VizWiz Grand Challenge: Opening Remarks

Event: CVPR 2024 Workshop · Duration: 240 min · ▶ Watch on YouTube

Abstract

This segment covers the opening remarks for the VizWiz Grand Challenge, including motivating questions, workshop goals, and introductions to organizers and invited speakers. It then delves into the challenge results for Visual Question Answering, Answer Grounding, and Single Answer Grounding, with presentations from the winning teams (SLCV and MGTV) detailing their methodologies and results. The segment concludes with a talk by Soravit Changpinyo on elevating the role of language in vision research, focusing on specificity, scene-text understanding, interrogative language, and multilinguality, followed by a presentation from Raul Puri on challenges in deploying omnimodels and assistive technology, including a live demo of GPT-4o’s capabilities. This segment features a Q&A session with OpenAI researchers Raul Puri and Rowan Zellers, discussing challenges in multimodal AI, including balancing flexibility with safety, addressing data bias, and deployment considerations. Following the Q&A, seven “VizWiz Poster Spotlight Talks” are presented, showcasing research on Visual Question Answering (VQA) and image accessibility. Topics include robust VQA using segmentation and cross-attention, leveraging large vision-language models, multimodal learning for VQA, navigating altered visual inputs with multimodal LLMs, making comics accessible, and enhancing zero-shot image classification. The segment concludes with a call to attend the full poster session. This segment features a presentation by Elisa Kreiss (UCLA) on human-centered AI for nonvisual accessibility, focusing on image-based text generation.

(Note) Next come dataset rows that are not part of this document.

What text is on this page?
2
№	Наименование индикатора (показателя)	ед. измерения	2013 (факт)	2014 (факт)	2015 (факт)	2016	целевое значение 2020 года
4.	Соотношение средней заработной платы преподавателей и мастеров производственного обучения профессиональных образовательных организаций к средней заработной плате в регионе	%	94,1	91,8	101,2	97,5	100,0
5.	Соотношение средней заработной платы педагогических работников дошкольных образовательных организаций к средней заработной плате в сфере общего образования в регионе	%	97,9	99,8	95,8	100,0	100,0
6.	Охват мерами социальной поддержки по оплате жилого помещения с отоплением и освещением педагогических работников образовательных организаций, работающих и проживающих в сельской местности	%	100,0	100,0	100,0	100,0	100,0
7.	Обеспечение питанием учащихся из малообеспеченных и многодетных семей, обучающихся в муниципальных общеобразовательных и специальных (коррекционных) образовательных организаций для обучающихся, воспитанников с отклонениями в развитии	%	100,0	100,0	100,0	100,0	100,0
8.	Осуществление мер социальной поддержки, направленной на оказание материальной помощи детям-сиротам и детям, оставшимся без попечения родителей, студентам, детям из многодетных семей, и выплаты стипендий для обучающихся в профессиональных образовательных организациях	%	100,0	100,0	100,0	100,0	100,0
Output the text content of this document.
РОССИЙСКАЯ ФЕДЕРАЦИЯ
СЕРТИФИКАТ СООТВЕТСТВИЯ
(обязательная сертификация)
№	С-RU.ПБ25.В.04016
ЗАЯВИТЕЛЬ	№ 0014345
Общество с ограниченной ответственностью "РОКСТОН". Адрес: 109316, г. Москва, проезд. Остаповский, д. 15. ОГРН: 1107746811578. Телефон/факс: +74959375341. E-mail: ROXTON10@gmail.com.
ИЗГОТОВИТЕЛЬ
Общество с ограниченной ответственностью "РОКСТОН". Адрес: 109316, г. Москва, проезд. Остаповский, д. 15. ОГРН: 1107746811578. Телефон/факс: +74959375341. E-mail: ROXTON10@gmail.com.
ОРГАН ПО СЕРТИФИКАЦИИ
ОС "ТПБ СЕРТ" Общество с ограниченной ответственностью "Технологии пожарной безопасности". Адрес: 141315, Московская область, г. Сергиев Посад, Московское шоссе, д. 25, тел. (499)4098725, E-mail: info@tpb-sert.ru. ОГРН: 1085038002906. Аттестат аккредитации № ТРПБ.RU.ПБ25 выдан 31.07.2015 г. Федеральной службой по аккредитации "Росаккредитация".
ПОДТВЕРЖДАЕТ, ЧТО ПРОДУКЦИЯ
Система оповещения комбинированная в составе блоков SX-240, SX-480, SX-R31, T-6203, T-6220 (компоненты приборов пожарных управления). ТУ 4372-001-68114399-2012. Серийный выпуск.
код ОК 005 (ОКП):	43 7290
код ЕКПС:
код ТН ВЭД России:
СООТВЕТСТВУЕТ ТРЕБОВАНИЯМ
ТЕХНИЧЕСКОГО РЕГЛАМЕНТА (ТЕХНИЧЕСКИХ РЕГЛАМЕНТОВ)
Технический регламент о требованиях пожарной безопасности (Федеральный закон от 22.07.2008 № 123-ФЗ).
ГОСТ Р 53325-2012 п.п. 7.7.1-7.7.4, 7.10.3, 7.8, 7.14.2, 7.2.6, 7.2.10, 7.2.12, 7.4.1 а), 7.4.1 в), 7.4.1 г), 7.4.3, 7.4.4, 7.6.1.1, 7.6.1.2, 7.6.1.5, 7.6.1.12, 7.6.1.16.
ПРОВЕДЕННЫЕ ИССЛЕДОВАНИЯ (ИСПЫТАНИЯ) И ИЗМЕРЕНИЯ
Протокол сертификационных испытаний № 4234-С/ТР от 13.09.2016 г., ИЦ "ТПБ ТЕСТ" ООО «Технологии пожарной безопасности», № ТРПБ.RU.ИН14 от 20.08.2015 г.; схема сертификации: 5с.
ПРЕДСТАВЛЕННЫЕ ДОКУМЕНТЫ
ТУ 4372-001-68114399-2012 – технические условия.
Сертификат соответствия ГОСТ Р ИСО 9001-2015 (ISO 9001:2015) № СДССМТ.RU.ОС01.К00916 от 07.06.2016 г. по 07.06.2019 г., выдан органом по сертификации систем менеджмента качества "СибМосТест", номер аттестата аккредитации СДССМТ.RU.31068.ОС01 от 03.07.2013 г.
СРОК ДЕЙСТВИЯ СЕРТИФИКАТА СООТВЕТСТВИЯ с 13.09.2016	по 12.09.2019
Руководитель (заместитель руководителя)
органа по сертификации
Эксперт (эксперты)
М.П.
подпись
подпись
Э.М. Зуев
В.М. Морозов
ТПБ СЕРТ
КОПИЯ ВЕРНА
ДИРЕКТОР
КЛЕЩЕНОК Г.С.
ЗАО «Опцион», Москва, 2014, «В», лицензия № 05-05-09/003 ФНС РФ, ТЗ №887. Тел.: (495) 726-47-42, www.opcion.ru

She highlights the importance of considering both the communicative goal of the text and the image, demonstrating how context influences the utility of descriptions and captions. The presentation also critiques current automatic evaluation metrics for their context-independence. Following the talk, an open Q&A panel with Rowan Zellers, Brian Fischler, Raul Puri, Elisa Kreiss, and Soravit Beer Changpinyo delves into broader discussions on AI accessibility, including data collection challenges, ethical considerations, personalization, and the need for interdisciplinary approaches to ensure inclusive technology development.

Speakers

Danna Gurari — University of Colorado Boulder
Chongyan Chen — University of Texas at Austin
Soravit Changpinyo — Google Deepmind
Raul Puri — OpenAI
Rowan Zellers — OpenAI
Sangbeom Lee — Kyungpook National University
Bao-Hiep Le — Leveraging Large Vision-Language Models for Visual Question Answering in VizWiz Grand Challenge
Heegwang Kim — Visual Question Answering with Multimodal Learning for VizWiz-VQA
Yuvanshu Agarwal — Carnegie Mellon University
Ragav Sachdeva — University of Oxford
Dai Quoc Tran — Sungkyunkwan University
Jialong Zuo — School of Artificial Intelligence and Automation, Huazhong University of Science and Technology
Elisa Kreiss — UCLA
Brian Fischler
Soravit Beer Changpinyo

Talks (18)

00:00:00 — Danna Gurari: VizWiz Grand Challenge: Opening Remarks
- Danna Gurari provides opening remarks for the VizWiz Grand Challenge, outlining motivating questions, workshop goals, introducing organizers and invited speakers, and presenting the dataset challenges and winners.
00:05:10 — Chongyan Chen: VizWiz Grand Challenge: Algorithms to Interpret Visual Information for People who are Blind
- Chongyan Chen presents an overview of the VizWiz Grand Challenge, detailing the Visual Question Answering (VQA), Answer Grounding, and Single Answer Grounding tasks, highlighting progress, difficult examples, and announcing the winning teams for each challenge.
00:07:04 — SLCV Team: Lora Fine-Tuning For VizWiz Grand Challenge
- The SLCV team presents their winning solution for the VizWiz-VQA challenge, detailing their methodology using Lora+ fine-tuning with DeepSeek-VL and CogAgent models, and showcasing their results across various VQA tasks.
00:12:40 — MGTV Team: A Transformer based solution in Answer Grounding
- The MGTV team presents their transformer-based solution for the VizWiz VQA Grounding Challenge, outlining their method using EVA-CLIP-ViT and RoBERTa encoders, training details with binary cross-entropy loss, and post-processing techniques to achieve their winning score.
00:17:40 — MGTV Team: A Transformer based solution in VQA-AnswerTherapy
- The MGTV team presents their transformer-based solution for the VQA-AnswerTherapy challenge, detailing their model architecture based on BLIP2, training methods with binary cross-entropy loss, and post-processing techniques including hard ensemble and test-time augmentation.
00:21:40 — Soravit Changpinyo: Toward Vision and Richer Language(s)
- Soravit ‘Beer’ Changpinyo discusses the importance of vision and language research, particularly for visually impaired users, and explores ways to elevate the role of language in computer vision through specificity, scene-text understanding, interrogative language, and multilinguality, presenting various models and datasets developed by his team.
00:52:00 — Raul Puri: Challenges in Deploying Omnimodels and Assistive Technology (Where we are and what’s next?)
- Raul Puri discusses the challenges and future directions in deploying omnimodels and assistive technology, highlighting the iterative deployment process, the necessity of general models, the evolution of GPT-4V and GPT-4o paradigms, and the critical role of user feedback and safety mitigations.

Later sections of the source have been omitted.